Ia mengatakan bahwa pemerintah akan membentuk Tim Reformasi Polri, sebagai langkah memperbaiki akuntabilitas dan profesionalisme lembaga kepolisian yang saat itu banyak dikritik publik.

Pernyataan itu disambut hangat. Publik menilai, inilah momentum kembalinya semangat reformasi 1998 di tubuh Polri. Apalagi Menteri Koordinator Bidang Hukum dan HAM (Menko Kumham Imipas) Yusril Ihza Mahendra menegaskan bahwa Keputusan Presiden (Keppres) pembentukan tim sedang disiapkan dan akan diumumkan dalam waktu paling lama tiga minggu.
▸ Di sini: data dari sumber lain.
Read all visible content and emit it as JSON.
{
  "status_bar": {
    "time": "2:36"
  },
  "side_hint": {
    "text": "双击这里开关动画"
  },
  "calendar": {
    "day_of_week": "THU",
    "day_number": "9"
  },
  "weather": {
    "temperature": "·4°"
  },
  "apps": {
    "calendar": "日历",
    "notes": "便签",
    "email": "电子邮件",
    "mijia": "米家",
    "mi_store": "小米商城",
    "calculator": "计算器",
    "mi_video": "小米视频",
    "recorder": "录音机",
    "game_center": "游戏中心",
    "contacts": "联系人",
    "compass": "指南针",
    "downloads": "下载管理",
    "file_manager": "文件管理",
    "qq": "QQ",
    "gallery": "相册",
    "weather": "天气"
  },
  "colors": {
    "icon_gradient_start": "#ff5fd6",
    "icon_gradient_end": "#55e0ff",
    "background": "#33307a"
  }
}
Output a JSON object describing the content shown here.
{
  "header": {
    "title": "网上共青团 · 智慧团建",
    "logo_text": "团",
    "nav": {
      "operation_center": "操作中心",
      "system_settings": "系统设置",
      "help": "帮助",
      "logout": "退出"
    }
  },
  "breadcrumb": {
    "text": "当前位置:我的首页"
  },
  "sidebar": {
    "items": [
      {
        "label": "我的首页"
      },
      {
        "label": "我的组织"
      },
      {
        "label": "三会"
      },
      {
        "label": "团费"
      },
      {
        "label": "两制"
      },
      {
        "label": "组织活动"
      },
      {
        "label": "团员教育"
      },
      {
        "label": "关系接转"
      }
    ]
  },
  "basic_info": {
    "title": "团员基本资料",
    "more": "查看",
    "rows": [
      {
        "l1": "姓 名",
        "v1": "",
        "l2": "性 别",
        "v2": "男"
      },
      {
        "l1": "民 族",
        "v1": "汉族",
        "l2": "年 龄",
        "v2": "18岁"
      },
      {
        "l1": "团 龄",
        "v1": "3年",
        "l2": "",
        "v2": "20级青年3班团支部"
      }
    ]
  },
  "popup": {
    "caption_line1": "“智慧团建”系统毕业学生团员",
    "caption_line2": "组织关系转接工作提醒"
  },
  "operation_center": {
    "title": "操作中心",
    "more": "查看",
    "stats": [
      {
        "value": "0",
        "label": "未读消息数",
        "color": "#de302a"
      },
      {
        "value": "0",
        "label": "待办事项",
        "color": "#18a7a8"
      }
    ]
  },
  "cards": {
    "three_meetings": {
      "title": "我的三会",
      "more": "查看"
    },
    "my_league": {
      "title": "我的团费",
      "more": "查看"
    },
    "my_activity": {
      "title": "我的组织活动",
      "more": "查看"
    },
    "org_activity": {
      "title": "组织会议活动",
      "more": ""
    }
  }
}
Presiden Prabowo Subianto mengundang sejumlah tokoh lintas agama dan tokoh bangsa yang tergabung dalam Gerakan Nurani Bangsa (GNB) ke Istana Kepresidenan RI, Jakarta, Kamis (11/9) sore. ANTARA/HO-Tim Media Presiden Prabowo Subianto

Namun waktu berlalu tanpa keputusan. Ketika Presiden melakukan kunjungan kenegaraan ke luar negeri pada pertengahan September 2025, Kapolri justru mengambil langkah sendiri dengan membentuk “Tim Reformasi Polri versi internal”. Langkah itu diklaim sebagai bentuk tanggung jawab institusional, tetapi di mata publik, terkesan sebagai gerak cepat agar tidak didahului oleh Presiden.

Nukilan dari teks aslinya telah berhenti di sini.